Because this command can take a few minutes to run, we will run it as a slurm job. Copy the example script to your own directory. The example job script is in the scripts folder.
cd ../scripts
sbatch naive_bayes_classify_fish.sh
Open up your copy and we will go over the commands
The output of this script will produce a file called fish_OTUs_NB_taxonomy.qza. We will now create a visualisation of the classification of each OTU:
qiime metadata tabulate \
--m-input-file fish_OTUs_NB_taxonomy.qza \
--o-visualization fish_NB_taxonomy_VIZ.qzv
As with the previous visualisation, open up the Qiime2View webpage and paste in the following link:
https://otagoedna.github.io/2019_11_28_edna_course/example_viz/fish_NB_taxonomy_VIZ.qzv
A barplot graph is a good way to compare the taxonomic profile among samples. For this we also need a text file that has sample metadata. For this exercise, one is provided, but for your own projects, they can be as simple or complex as needed. They do not even need to have fields (but this will limit downstream analysis). You can prepare it in Microsoft Excel, but then you need to export it as a tab-delimited text file (e.g. .tsv)
Here is an example metadata file in Excel:
And here is the same example, but in a plain (tab-delimited) text file:
With the sample metadata, you can now create a bar plot of your taxonomy assignments. Qiime combines the information from all these sources in the visual:
Run the command:
qiime taxa barplot \
--i-table fish_frequency_table.qza \
--i-taxonomy fish_OTUs_NB_taxonomy.qza \
--m-metadata-file ../meta/sample_metadata.txt \
--o-visualization fish_NB_taxonomy_barplot.qzv
To view, paste the following link into the Qiime2View webpage:
https://otagoedna.github.io/2019_11_28_edna_course/example_viz/fish_NB_taxonomy_barplot.qzv
For some downstream analyses, it is necessary to convert our qiime-formatted files into flat (plain text) files so they can be used in other programs. Most Qiime files can be converted with the simple qiime tools export
command. We will convert the taxonomy of classification that we just made:
The export
command needs to be first exported to a folder, so we will make one:
mkdir exports
Now, use qiime to export
qiime tools export \
--input-path fish_OTUs_NB_taxonomy.qza \
--output-path exports
This creates a file called taxonomy.tsv. We will rename that so there is no confusion:
mv exports/taxonomy.tsv fish_OTUs_NB_taxonomy.tsv
We will now try a global alignment method to assign taxonomy. As with the machine learning classification, we will run this through a job script.
sbatch vsearch_classify_fish.sh
We have found that the default in Qiime2 for this approach can produce some unwanted results. Open the file in a text editor and we will go over how we have adjusted this.
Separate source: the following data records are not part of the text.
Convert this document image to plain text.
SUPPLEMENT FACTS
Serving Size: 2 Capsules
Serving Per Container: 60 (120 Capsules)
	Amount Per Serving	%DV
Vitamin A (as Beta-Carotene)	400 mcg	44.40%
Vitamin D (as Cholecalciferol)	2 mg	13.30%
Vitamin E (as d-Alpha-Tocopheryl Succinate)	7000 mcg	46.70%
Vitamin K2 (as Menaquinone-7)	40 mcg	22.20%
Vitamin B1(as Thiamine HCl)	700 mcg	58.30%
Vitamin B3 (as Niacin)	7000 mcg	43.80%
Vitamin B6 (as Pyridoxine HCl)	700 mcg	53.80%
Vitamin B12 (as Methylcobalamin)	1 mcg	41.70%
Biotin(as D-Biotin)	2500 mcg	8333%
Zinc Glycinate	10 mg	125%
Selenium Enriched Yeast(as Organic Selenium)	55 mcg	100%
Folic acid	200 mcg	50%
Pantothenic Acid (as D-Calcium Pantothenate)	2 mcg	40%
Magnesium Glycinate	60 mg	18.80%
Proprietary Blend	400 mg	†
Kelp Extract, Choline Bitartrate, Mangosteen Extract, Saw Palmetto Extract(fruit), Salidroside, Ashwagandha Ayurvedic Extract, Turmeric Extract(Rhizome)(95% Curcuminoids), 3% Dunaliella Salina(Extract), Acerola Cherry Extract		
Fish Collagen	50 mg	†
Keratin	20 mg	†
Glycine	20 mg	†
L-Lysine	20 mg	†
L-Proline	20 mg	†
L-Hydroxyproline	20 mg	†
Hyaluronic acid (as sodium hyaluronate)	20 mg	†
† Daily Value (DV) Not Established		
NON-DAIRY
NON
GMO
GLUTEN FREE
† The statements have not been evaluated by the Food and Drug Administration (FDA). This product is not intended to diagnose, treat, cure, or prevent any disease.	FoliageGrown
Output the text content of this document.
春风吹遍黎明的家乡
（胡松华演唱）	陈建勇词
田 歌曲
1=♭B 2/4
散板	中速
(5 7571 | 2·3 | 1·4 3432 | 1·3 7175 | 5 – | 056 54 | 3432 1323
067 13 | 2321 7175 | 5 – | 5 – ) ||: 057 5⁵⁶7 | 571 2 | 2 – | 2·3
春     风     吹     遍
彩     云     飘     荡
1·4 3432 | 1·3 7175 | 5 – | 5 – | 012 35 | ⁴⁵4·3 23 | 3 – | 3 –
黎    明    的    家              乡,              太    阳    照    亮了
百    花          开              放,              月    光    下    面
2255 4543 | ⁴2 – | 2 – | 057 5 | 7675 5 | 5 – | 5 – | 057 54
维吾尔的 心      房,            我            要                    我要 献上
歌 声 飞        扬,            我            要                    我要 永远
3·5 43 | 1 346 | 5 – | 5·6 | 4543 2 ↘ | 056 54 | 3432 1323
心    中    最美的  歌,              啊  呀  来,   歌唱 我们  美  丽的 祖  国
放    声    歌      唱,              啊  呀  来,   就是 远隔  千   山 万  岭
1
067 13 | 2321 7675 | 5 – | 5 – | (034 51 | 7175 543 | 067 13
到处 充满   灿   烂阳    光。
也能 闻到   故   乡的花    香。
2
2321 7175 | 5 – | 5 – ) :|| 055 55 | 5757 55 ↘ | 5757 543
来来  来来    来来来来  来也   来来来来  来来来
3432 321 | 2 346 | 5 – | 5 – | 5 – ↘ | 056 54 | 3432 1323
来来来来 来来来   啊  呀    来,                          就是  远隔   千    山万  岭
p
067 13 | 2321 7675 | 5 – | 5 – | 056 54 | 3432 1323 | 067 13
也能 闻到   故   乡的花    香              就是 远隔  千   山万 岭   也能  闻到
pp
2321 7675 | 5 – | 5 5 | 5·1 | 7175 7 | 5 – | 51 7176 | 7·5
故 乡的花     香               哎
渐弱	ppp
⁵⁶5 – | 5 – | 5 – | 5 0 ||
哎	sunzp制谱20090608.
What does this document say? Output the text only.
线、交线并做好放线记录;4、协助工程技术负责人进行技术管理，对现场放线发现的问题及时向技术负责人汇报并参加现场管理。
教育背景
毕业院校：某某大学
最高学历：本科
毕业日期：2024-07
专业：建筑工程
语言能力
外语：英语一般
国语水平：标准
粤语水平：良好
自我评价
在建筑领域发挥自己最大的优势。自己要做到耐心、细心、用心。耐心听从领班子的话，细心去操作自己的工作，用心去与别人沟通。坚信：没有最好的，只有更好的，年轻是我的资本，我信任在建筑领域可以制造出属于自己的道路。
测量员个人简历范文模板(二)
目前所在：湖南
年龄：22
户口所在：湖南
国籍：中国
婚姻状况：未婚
The output of this script is: fish_OTUs_vsearch_taxonomy.qza
As with the Naive Bayes (machine learning) method, you can create visuals to view the results. There is an example of the vsearch result on the following link, which you can open in Qiime2View.
https://otagoedna.github.io/2019_11_28_edna_course/example_viz/fish_OTUs_vsearch_taxonomy_VIZ.qzv
We will now compare the differences in the two taxonomic assignments. (Better to have two Qiime2View windows opened for this.)
Here is a link to the vsearch bar plots file:
https://otagoedna.github.io/2019_11_28_edna_course/example_viz/fish_OTUs_vsearch_taxonomy_barplot.qzv
When we made the barplots, Qiime2 combines the information from the frequency and taxonomy tables (and sample metadata). For some downstream applications, you might want to collapse the OTU frequencies around their taxonomy assignments. We have a handy script that will do that. All you need is the original frequency table and the flat file version of the taxonomy assignments (exported from Qiime above).
../scripts/collapse_by_taxonomy.py \
-f ../out/zotutab.txt \
-t fish_OTUs_NB_taxonomy.tsv
The outputs from this script are taxonomy and frequency tables for which the OTUs have been collapsed around the taxon to which it was assigned.